Еще скучнее стало. И подумалось почему-то: живу, как медведь в загородке. Старею вот… И слезы на глазах навернулись.
Вошел в светлицу, там Танюшка, басурманка, корчаги с цветами переставляла, заметила, что слезы у него блестят, спросила:
— Чего плачет тебе?
Ухватил ее за косы, в особливую светлицу потащил.
— Почто? — закричала девка. Кричи не кричи, князь перед ней, что медведь-великан и сила его медвежья.
Князю надоело возиться со шнурками и застежками, ухватился корявыми руками за ворот платья и разорвал его вместе с рубахой до самого низа, таким же манером разорвал длиннющие басурманские штаны. И осталась Танька лежать на бывших своих одежках как кедровое ядрышко.
Странно было князю на худосочном тельце видеть ладанку, снурок коей не удосужился сорвать. От ладанки исходил щемящий запах какой-то дурманящей травы.
И чувствуя этот запах, он как бы вступал в иной мир, где наколдовывают на травы и нашептывают на воды. И был он как в тумане.
И как бы проник он в тайный ребристый ход, в котором до него никто не бывал, и было сумрачно и жутко, и нерусское бормотание в сочетании со странным ароматом травки басурманской опьянили более, чем все выпитое вино.
И представлял он их в шалашах с кострами, где они глотают дым костра и поют свои гортанные песни. И как бы перенесся он в прошлое, где в диких набегах ухватывают и женок, и малых детишек, и сила встает превыше всяких запретов и небес. Там стоны удушаемых и убиваемых перемежаются со стонами радости. И жизнь темна, дика, страшна, а все же прекрасна.

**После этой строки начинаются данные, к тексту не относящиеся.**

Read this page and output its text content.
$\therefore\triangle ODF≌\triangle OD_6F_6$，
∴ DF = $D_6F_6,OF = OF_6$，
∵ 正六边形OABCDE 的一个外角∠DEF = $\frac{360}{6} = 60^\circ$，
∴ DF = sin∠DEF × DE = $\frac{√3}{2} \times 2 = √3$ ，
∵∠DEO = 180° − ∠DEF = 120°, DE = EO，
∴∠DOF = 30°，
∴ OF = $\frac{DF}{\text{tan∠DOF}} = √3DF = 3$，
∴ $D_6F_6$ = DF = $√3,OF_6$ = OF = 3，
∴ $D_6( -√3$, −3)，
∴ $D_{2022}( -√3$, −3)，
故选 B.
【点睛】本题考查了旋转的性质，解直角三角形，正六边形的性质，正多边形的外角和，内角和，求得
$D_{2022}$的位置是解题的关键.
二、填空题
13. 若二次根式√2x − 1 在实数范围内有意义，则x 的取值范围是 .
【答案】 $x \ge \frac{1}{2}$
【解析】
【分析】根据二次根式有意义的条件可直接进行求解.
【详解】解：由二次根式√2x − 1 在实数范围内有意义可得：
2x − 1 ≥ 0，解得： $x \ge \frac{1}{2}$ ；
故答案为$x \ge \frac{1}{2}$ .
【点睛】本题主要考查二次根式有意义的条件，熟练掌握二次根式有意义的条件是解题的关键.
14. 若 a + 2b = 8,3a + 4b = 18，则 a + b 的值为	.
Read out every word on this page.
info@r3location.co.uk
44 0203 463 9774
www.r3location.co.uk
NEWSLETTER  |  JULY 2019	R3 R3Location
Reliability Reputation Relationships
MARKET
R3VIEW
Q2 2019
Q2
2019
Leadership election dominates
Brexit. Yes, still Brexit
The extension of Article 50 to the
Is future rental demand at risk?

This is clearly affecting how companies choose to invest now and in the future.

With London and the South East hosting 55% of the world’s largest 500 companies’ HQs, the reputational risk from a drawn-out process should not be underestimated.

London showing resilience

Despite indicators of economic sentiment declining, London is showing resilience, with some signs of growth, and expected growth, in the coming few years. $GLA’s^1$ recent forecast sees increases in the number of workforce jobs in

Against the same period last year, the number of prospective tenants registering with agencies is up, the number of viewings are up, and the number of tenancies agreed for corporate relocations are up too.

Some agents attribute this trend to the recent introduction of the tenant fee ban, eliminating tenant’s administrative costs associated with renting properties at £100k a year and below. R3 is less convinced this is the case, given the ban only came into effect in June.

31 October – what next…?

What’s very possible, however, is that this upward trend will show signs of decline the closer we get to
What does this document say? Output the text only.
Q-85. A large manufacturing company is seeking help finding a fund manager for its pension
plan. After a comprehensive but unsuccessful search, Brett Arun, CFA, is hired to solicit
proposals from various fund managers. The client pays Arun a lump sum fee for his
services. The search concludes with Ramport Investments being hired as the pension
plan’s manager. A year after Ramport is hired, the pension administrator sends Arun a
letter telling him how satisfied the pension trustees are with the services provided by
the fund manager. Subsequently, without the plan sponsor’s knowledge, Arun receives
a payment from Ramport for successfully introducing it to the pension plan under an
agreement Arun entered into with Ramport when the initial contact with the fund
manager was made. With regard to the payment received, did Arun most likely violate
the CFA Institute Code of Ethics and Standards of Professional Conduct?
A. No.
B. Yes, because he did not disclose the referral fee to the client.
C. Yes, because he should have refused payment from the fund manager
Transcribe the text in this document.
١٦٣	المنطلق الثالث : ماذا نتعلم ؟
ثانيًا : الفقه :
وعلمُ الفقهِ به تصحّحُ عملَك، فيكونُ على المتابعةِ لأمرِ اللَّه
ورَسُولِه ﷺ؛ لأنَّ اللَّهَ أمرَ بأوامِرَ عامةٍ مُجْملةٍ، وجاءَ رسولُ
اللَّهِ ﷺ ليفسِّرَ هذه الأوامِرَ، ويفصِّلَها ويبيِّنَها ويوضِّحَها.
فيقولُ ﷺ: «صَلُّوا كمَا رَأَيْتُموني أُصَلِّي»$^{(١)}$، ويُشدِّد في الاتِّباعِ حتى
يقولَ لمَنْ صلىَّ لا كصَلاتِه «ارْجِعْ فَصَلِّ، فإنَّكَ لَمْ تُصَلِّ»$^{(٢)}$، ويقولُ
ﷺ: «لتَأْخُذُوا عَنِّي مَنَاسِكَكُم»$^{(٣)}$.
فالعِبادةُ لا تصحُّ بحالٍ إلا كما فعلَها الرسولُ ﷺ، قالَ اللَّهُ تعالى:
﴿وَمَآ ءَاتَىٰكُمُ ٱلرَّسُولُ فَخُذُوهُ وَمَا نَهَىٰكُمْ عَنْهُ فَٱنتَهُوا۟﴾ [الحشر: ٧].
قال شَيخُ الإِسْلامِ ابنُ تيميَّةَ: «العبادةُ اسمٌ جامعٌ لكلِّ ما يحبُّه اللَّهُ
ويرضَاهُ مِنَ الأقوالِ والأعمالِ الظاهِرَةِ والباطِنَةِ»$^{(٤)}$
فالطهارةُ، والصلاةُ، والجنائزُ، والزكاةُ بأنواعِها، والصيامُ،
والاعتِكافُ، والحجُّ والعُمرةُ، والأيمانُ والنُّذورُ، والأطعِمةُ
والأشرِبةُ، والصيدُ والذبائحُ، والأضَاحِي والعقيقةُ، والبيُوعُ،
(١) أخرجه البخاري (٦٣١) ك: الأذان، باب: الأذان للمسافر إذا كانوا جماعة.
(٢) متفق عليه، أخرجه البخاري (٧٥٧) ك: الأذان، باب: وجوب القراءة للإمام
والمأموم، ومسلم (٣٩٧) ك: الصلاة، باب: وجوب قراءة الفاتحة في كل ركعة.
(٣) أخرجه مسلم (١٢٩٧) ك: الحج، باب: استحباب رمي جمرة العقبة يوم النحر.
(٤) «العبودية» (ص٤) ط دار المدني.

Все это исходило от ладанки басурманской, от вздохов и нерусских, странных слов. Откуда-то издалека приплывало особенное устремление вперед к сокровенному, тайному, женскому. Отступление для разбега и новый скользящий рывок: вонзиться, достать, достичь! От солнца ли, от луны ли был ритм недальнего похода, подражающий ритму волн, приливу и отливу, смене дня и ночи и бог знает чему еще.
Чуял, что Танька тоже вовлечена в это движение. Она еще давилась слезами, но, вопреки своей воле, рвалась навстречу. Желание качаться поражало её, заставляло растягивать губы в улыбке. Ритм её учащался, казалось, дальше все — смерть! Но князь продолжал наступление.
Завершив подвиг, князь почувствовал неловкость и измочаленность. Прилично ли ему, князю, порскать сухим стручком при дороге? Что за наваждение?
Велел Таньке подать мятного квасу да тряпицу мокрую, чтобы приложить к голове. Она поспешно унеслась в неведомое. Но вскоре возникла в ином платье и как бы даже облик свой сменила. Подала квас и тряпицу, глядя исподлобья, невесть о чем думая.
А князь гадал: подарить золотой перстень? удивить? Но решил, поразмыслив, что хватит с нее и оловянного, а то еще возомнит о себе. Она же почему-то отказалась взять и оловянный.
9. ЕЩЕ ОДНО ЧУДО
Устинья с Семеном до весны 1645 года жили безвыездно в своей слободе. Холод не терпит голода, крестьянину всегда недосуг.
А тут поп Ипат попросил их в город съездить. Дело молодое, лошадка добрая. Давно собирались в город за серпами, пилами, косами да одежкой новой. Так пусть и поповское поручение выполнят.
При заимке, где у попа Ипата остались дети, была часовенка, а в ней икона еще с Руси привезенная: Николай Чудотворец, покровитель путешествующих, плавающих, в дальние страны нуждой влекомых.
Хотел Ипат сделать эту икону главной в Верхнеслободском храме, да краска повыцвела, не разобрать уж лика святого. Ипат написал письмо попу Борису. Едут, мол, однослободцы в город за покупками, дозволь им ночевать, да сведи их с богомазом, срисовал бы Николая Чудотворца. Сам бы поехал — дела не дают. Хозяйство. И паству надо учить, лечить и наставлять.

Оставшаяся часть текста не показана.